Yeah, that was Love at First Like by Hannah Orenstein for me.
The cover? Cute.
The plot? Promising.
The execution? Awful.
In Love at First Like, we meet Eliza Roth. Along with her sister, Sophie, she owns a jewelry store in Brooklyn, appropriately (and uncreatively) called Brooklyn Jewels. While Sophie designs their pieces, Eliza handles the marketing end. She runs the brand’s Instagram account (which has 100,000 followers) but also essentially uses it as her personal IG as well. Gotta look relatable to the masses. When she’s bored, she likes to pose with the engagement rings Brooklyn Jewels sells, taking photos and making fake engagement announcements on Instagram…of course, she just leaves them in the drafts or deletes them.
Unfortunately, after one very bad date and the realization that her on-again, off-again boyfriend Holden is getting married, Eliza makes a big mistake: she accidentally posts one of those photos…and everything changes for Brooklyn Jewels. It’s more, more, more: more eyes on the brand, more people in the store, more sales being made, more publicity, more questions. Eliza receives requests for interviews (actually, she begins reaching out to people to feature her and Brooklyn Jewels), so things are going great…except for the fact that, you know, Eliza doesn’t have a fiance. She does, however, have a free wedding dress, a free wedding venue, a free honeymoon, and so on.
So, of course, she needs a fake fiance! And fake relationships are usually a fun trope, one I enjoy. But that’s largely because both people in the fake relationship are willing participants.
Which is so not the case in Love at First Like.
She reels in Blake, who somehow never uses the Internet to know anything about all the press Eliza is getting (and neither does anyone else around them?). She fakes an entire whirlwind relationship with him, tells him she loves him very quickly because, well, she has a free venue with a wedding date in October, so she has to get this poor man on board fast.

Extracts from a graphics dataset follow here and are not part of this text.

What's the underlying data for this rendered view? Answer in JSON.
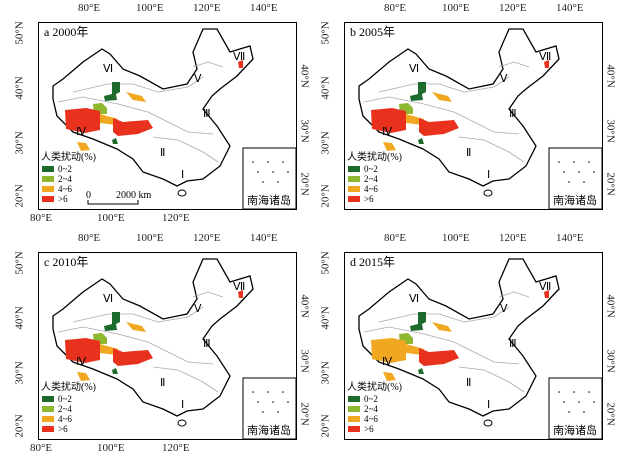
{
  "colors": {
    "0-2": "#1e6b2e",
    "2-4": "#8db830",
    "4-6": "#f0a820",
    ">6": "#e8321e",
    "outline": "#000",
    "boundary": "#aaa"
  },
  "panels": [
    {
      "title": "a 2000年",
      "show_left_lat": true,
      "show_bottom_lon": true,
      "show_scale": true
    },
    {
      "title": "b 2005年",
      "show_left_lat": true,
      "show_bottom_lon": false,
      "show_scale": false
    },
    {
      "title": "c 2010年",
      "show_left_lat": true,
      "show_bottom_lon": true,
      "show_scale": false
    },
    {
      "title": "d 2015年",
      "show_left_lat": true,
      "show_bottom_lon": false,
      "show_scale": false
    }
  ],
  "top_lon_labels": [
    "80°E",
    "100°E",
    "120°E",
    "140°E"
  ],
  "bottom_lon_labels": [
    "80°E",
    "100°E",
    "120°E"
  ],
  "left_lat_labels": [
    "50°N",
    "40°N",
    "30°N",
    "20°N"
  ],
  "right_lat_labels": [
    "40°N",
    "30°N",
    "20°N"
  ],
  "region_labels": [
    "Ⅰ",
    "Ⅱ",
    "Ⅲ",
    "Ⅳ",
    "Ⅴ",
    "Ⅵ",
    "Ⅶ"
  ],
  "legend": {
    "title": "人类扰动(%)",
    "items": [
      {
        "label": "0~2",
        "class": "0-2"
      },
      {
        "label": "2~4",
        "class": "2-4"
      },
      {
        "label": "4~6",
        "class": "4-6"
      },
      {
        "label": ">6",
        "class": ">6"
      }
    ]
  },
  "scale_bar": {
    "start": "0",
    "end": "2000 km"
  },
  "inset_label": "南海诸岛"
}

Eliza lies, she schemes, she complains about money. I support people, in real life and in fiction, treating themselves, but, hey, maybe if you’re worried about paying your rent, you shouldn’t 1) get lunch from By Chloe every single day (being vegan isn’t expensive – and Eliza isn’t even vegan – but going to vegan restaurants, especially everyday, is), 2) venture across the street to the bar nearly every night, and 3) have fancy cheese dates every week with your best friend.

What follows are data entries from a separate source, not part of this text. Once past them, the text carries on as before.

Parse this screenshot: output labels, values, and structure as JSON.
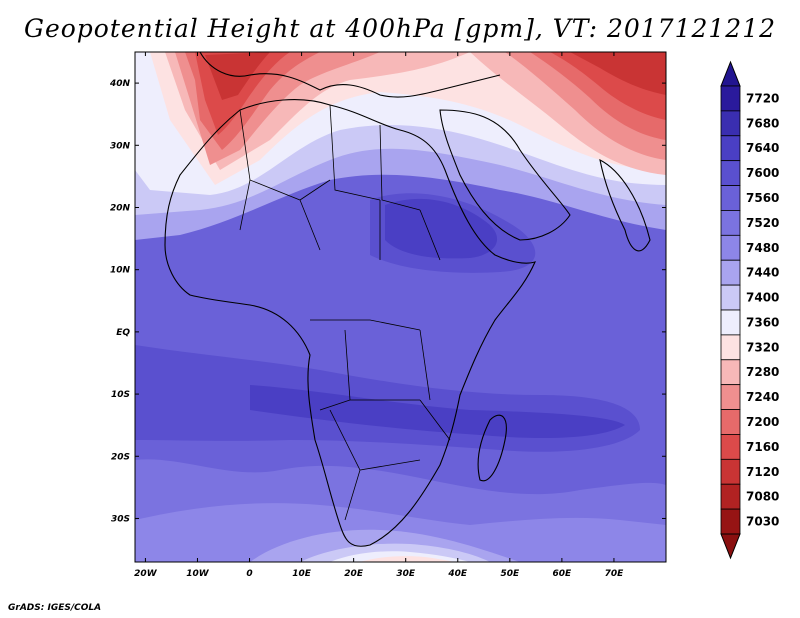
{
  "title": "Geopotential Height at 400hPa [gpm], VT: 2017121212",
  "credit": "GrADS: IGES/COLA",
  "map": {
    "lat_labels": [
      "40N",
      "30N",
      "20N",
      "10N",
      "EQ",
      "10S",
      "20S",
      "30S"
    ],
    "lat_values": [
      40,
      30,
      20,
      10,
      0,
      -10,
      -20,
      -30
    ],
    "lon_labels": [
      "20W",
      "10W",
      "0",
      "10E",
      "20E",
      "30E",
      "40E",
      "50E",
      "60E",
      "70E"
    ],
    "lon_values": [
      -20,
      -10,
      0,
      10,
      20,
      30,
      40,
      50,
      60,
      70
    ],
    "lon_range": [
      -22,
      80
    ],
    "lat_range": [
      -37,
      45
    ]
  },
  "colorbar": {
    "levels": [
      "7720",
      "7680",
      "7640",
      "7600",
      "7560",
      "7520",
      "7480",
      "7440",
      "7400",
      "7360",
      "7320",
      "7280",
      "7240",
      "7200",
      "7160",
      "7120",
      "7080",
      "7030"
    ],
    "colors": [
      "#2a1a9c",
      "#3a2eb0",
      "#4a3fc4",
      "#5a50cf",
      "#6a61d8",
      "#7b73e0",
      "#8d86e8",
      "#a9a4ef",
      "#cbc9f6",
      "#eeeefd",
      "#fde2e2",
      "#f7b8b8",
      "#ef8f8f",
      "#e66a6a",
      "#dc4a4a",
      "#c93434",
      "#b12222",
      "#961414"
    ],
    "top_arrow_color": "#221590",
    "bottom_arrow_color": "#8a1010"
  }
}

And, you know, it might also be a good idea to not allow your sister a raise of over $10,000 for IVF, no matter how much you love her and want her to be happy. After all…you are worried your business won’t survive, right?
And that’s not even the real problem with Eliza. She is manipulative: all she cares about is herself and her business, which would be okay if she wasn’t dragging other people into her mess and potentially ruining things for other people. Instead of being upfront with Blake, who seems to be a really understanding and sweet guy, she lies to him. Constantly.

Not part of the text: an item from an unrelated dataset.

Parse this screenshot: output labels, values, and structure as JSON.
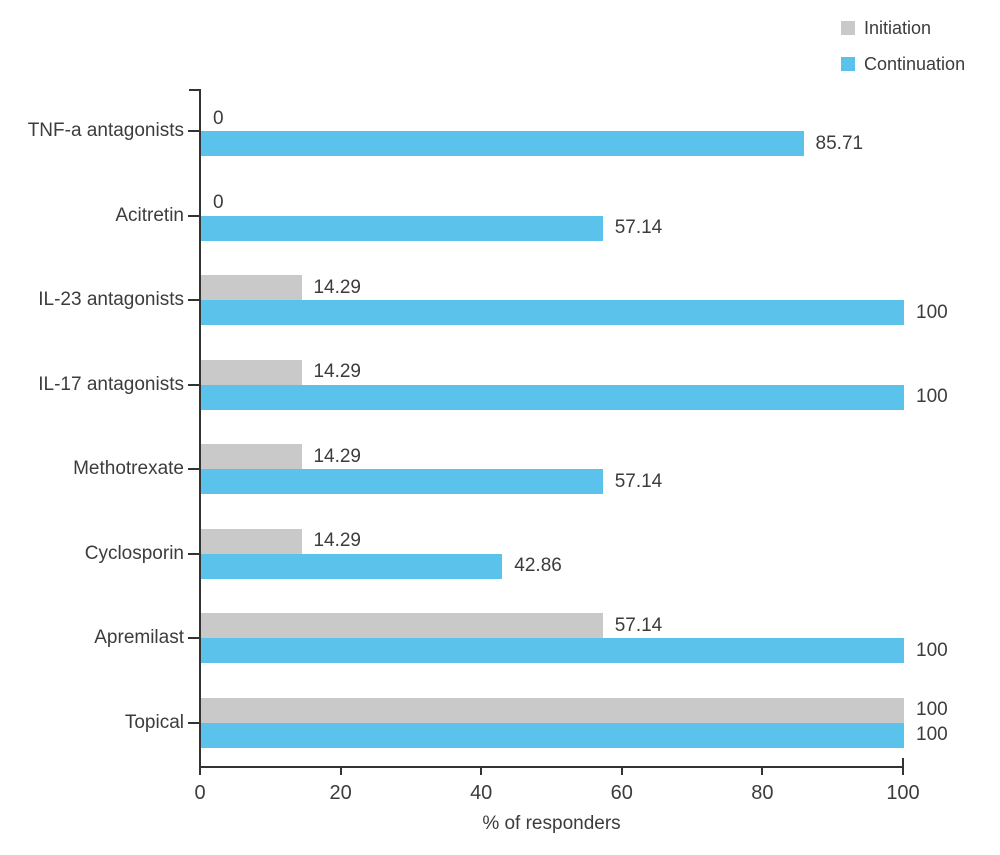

And when she finally comes clean and he breaks things off with her, Orenstein asks us to feel sorry…for Eliza.
Her friends have a party for her, to make her feel better about being dumped by a man who she has been lying to for months. Her friends even go so far as to blame Blake because relationships are a two-way street and nobody made Blake propose. Excuse me? He was being lied to, manipulated into thinking Eliza felt as strongly as he did. No, nobody forced him to propose, but he was misled by Eliza, who everyone just let…do whatever she wanted.
And by the time the book ended, she faced absolutely no consequences. She got everything she wanted, just with a different guy. She learned nothing, showed no real remorse, and never got her comeuppance.
If this book was about Eliza trying to convince Blake to be in a fake relationship and have a fake marriage with her (like she does at the end of the book) and him going along with it? Fine. Even if they didn’t fall for each other, or if he fell for her while she fell for someone else and they realized it wasn’t fair to go through with this, that would have been fine.
But Eliza was so unlikable, phony, and dishonest. I understand she wanted to save her business, but there were definitely other options than stringing poor, unsuspecting Blake along while she and Raj laugh about her scheme.
This one was just really disappointing.